Haga el ejercicio, pregúntele a 10 mujeres distintas si alguna vez han sufrido cualquier tipo de acoso sexual. Una vez que tenga la respuesta pregúntese si de verdad este, es un tema menor. Le adelanto la respuesta: no lo es. Llegó el momento de levantar la alfombra, sacarlo de ahí y traerlo a la mesa. No es que ahora sea más oportuno que antes discutirlo, es que ya no podemos seguir escondiéndolo. Cada vez más son las voces valientes que se hacen escuchar y reclaman oídos solidarios. Es una obligación moral darles eco. Unirse a la causa.
Al esfuerzo civil visible en las redes se debe sumar el institucional, tanto a nivel de empresa privada como de entidades estatales. Las recientes denuncias por medio de Facebook dan fuerza y moméntum a la necesidad de emprender campañas serias y efectivas tanto en la web como en medios masivos.
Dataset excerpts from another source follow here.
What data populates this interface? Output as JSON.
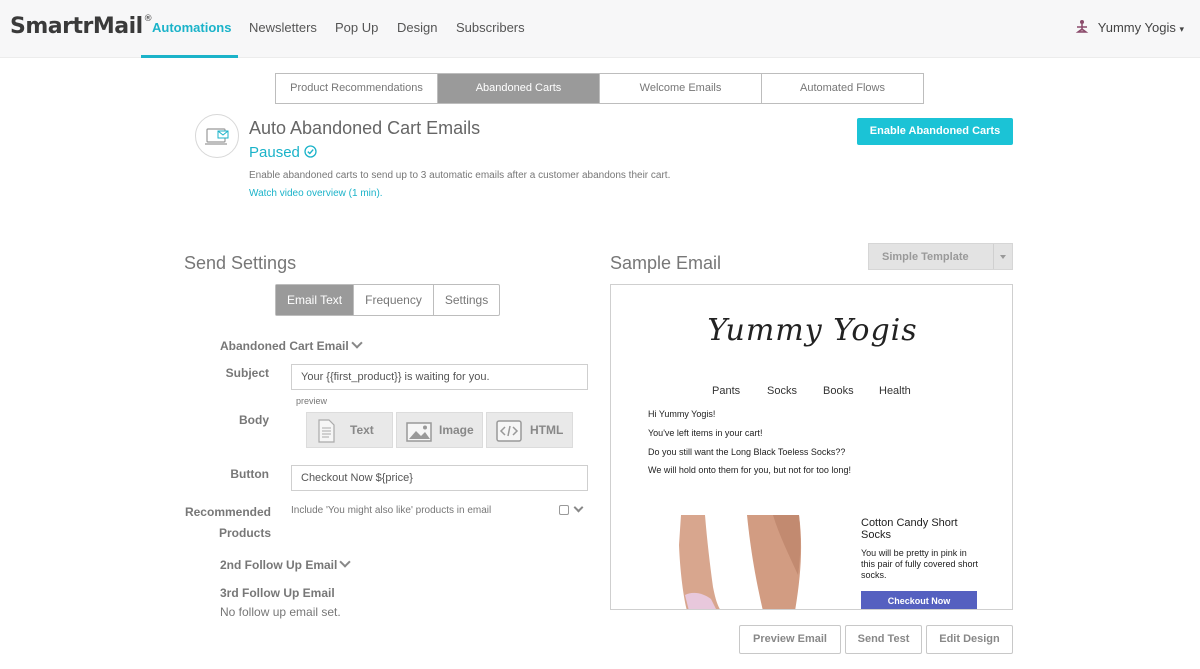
{
  "app": {
    "logo": "SmartrMail",
    "logo_mark": "®",
    "nav": [
      "Automations",
      "Newsletters",
      "Pop Up",
      "Design",
      "Subscribers"
    ],
    "user": "Yummy Yogis",
    "accent_color": "#1bb3c9"
  },
  "automation_tabs": [
    "Product Recommendations",
    "Abandoned Carts",
    "Welcome Emails",
    "Automated Flows"
  ],
  "header": {
    "title": "Auto Abandoned Cart Emails",
    "status": "Paused",
    "description": "Enable abandoned carts to send up to 3 automatic emails after a customer abandons their cart.",
    "video_link": "Watch video overview (1 min).",
    "enable_button": "Enable Abandoned Carts"
  },
  "send_settings": {
    "title": "Send Settings",
    "tabs": [
      "Email Text",
      "Frequency",
      "Settings"
    ],
    "email_section": "Abandoned Cart Email",
    "subject_label": "Subject",
    "subject_value": "Your {{first_product}} is waiting for you.",
    "preview_label": "preview",
    "body_label": "Body",
    "body_options": [
      "Text",
      "Image",
      "HTML"
    ],
    "button_label": "Button",
    "button_value": "Checkout Now ${price}",
    "recommended_label_1": "Recommended",
    "recommended_label_2": "Products",
    "recommended_text": "Include 'You might also like' products in email",
    "followup_2": "2nd Follow Up Email",
    "followup_3": "3rd Follow Up Email",
    "followup_3_note": "No follow up email set."
  },
  "sample_email": {
    "title": "Sample Email",
    "template_select": "Simple Template",
    "brand": "Yummy Yogis",
    "nav": [
      "Pants",
      "Socks",
      "Books",
      "Health"
    ],
    "lines": [
      "Hi Yummy Yogis!",
      "You've left items in your cart!",
      "Do you still want the Long Black Toeless Socks??",
      "We will hold onto them for you, but not for too long!"
    ],
    "product_name": "Cotton Candy Short Socks",
    "product_desc": "You will be pretty in pink in this pair of fully covered short socks.",
    "checkout_button": "Checkout Now"
  },
  "actions": [
    "Preview Email",
    "Send Test",
    "Edit Design"
  ]
}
En ese sentido, tanto el Inamu como la Defensoría de los Habitantes (entre otros) ya se están moviendo. Organizaciones No Gubernamentales también toman cartas en el asunto.
El siguiente paso es hacer del acoso callejero un delito. Una alianza estratégica entre diferentes colectivos feministas (Acción Respeto, Colectivo Furia Rosa y Este es mi cuerpo, entre otros) ya ha iniciado una mesa de trabajo: la invitación a sumarse es abierta. Nuestra responsabilidad entonces es acompañarles y asegurarnos de que un eventual proyecto de ley esté a la altura de las circunstancias, tanto en educación y prevención como en penas y medidas de protección para los denunciantes. El miedo no puede seguir siendo una excusa. Estamos llamados a hacer historia y darles a las mujeres de este país la paz y tranquilidad que históricamente les hemos arrebatado una y otra vez.